Today’s Cache | Nvidia’s Chinese tweak, Google slowly frees Bard, and Qualcomm may face class action suit

Updated - March 23, 2023 09:14 am IST

Published - March 22, 2023 02:08 pm IST

File photo of the Nvidia logo

File photo of the Nvidia logo | Photo Credit: REUTERS

(This article is part of Today’s Cache, The Hindu’s newsletter on emerging themes at the intersection of technology, innovation and policy. To get it in your inbox, subscribe here.)

Nvidia’s Chinese tweak

GPU and chip giant Nvidia has tweaked its advanced H100 chip in order to comply with restrictions set by U.S. regulators to prevent such chips from being exported or sold to Chinese customers, for national security reasons. Instead, Nvidia confirmed that another version of the chip, called the H800, will be exported to China. The company also said that the chip was being used by Chinese tech giants such as Alibaba, Baidu, and Tencent.

The curbs were part of the Biden administration’s push to stop the Chinese government from accessing chips that make it possible to develop advanced AI models and modernise military systems. Nvidia is a leader in the AI chip space. However, the company would not explain how exactly the H100 was different from the H800 in terms of technical specifications.

Google slowly frees Bard

Users in the UK and the U.S. can join a waitlist to test out Google’s Bard chatbot in its English language version. Before this, only approved testers could try out the chatbot and its capabilities. Reuters reported that one major difference between Bard and OpenAI’s ChatGPT is that Bard produces paragraphs at once while ChatGPT types out responses by the word. However, Bard is still prone to errors and did generate incorrect answers when responding to prompts.

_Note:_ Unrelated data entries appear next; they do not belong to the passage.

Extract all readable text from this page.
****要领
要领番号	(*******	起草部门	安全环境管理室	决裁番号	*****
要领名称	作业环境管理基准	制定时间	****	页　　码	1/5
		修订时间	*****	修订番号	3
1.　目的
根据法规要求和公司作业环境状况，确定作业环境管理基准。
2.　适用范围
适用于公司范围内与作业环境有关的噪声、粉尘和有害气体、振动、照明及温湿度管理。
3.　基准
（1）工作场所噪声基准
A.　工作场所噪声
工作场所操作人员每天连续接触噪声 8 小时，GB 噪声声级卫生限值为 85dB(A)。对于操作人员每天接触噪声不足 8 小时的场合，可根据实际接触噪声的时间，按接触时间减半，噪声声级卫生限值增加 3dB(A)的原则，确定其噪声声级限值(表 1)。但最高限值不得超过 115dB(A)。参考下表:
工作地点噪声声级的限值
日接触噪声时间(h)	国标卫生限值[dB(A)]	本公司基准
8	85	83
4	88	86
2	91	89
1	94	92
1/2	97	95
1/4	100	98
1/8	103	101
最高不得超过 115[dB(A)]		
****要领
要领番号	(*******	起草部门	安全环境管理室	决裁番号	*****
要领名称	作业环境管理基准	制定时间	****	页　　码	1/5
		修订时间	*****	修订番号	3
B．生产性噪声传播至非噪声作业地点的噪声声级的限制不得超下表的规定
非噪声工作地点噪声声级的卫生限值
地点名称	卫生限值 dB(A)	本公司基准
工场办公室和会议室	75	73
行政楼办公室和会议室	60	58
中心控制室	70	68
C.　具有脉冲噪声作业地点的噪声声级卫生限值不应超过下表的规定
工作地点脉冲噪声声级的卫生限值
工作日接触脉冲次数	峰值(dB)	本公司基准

A senior product director at Google denied that the company was competing with Microsoft in the AI space, in spite of the two companies announcing new AI-powered work tools for their users.

Qualcomm may face class action suit

Some Qualcomm shareholders complaining about anticompetitive practices in the company may sue as a class, ruled a federal judge in the U.S. The class-action lawsuit concerns whether or not Qualcomm harmed competition in the market by falsely reporting its chip business and its technology licensing business separately. Those who want to sue the company believe that the way Qualcomm represented its business artificially inflated stock prices.

Qualcomm opposed the allegations and claimed they were “meritless,” saying that its business practices were already known. However, the judge did not agree with the argument.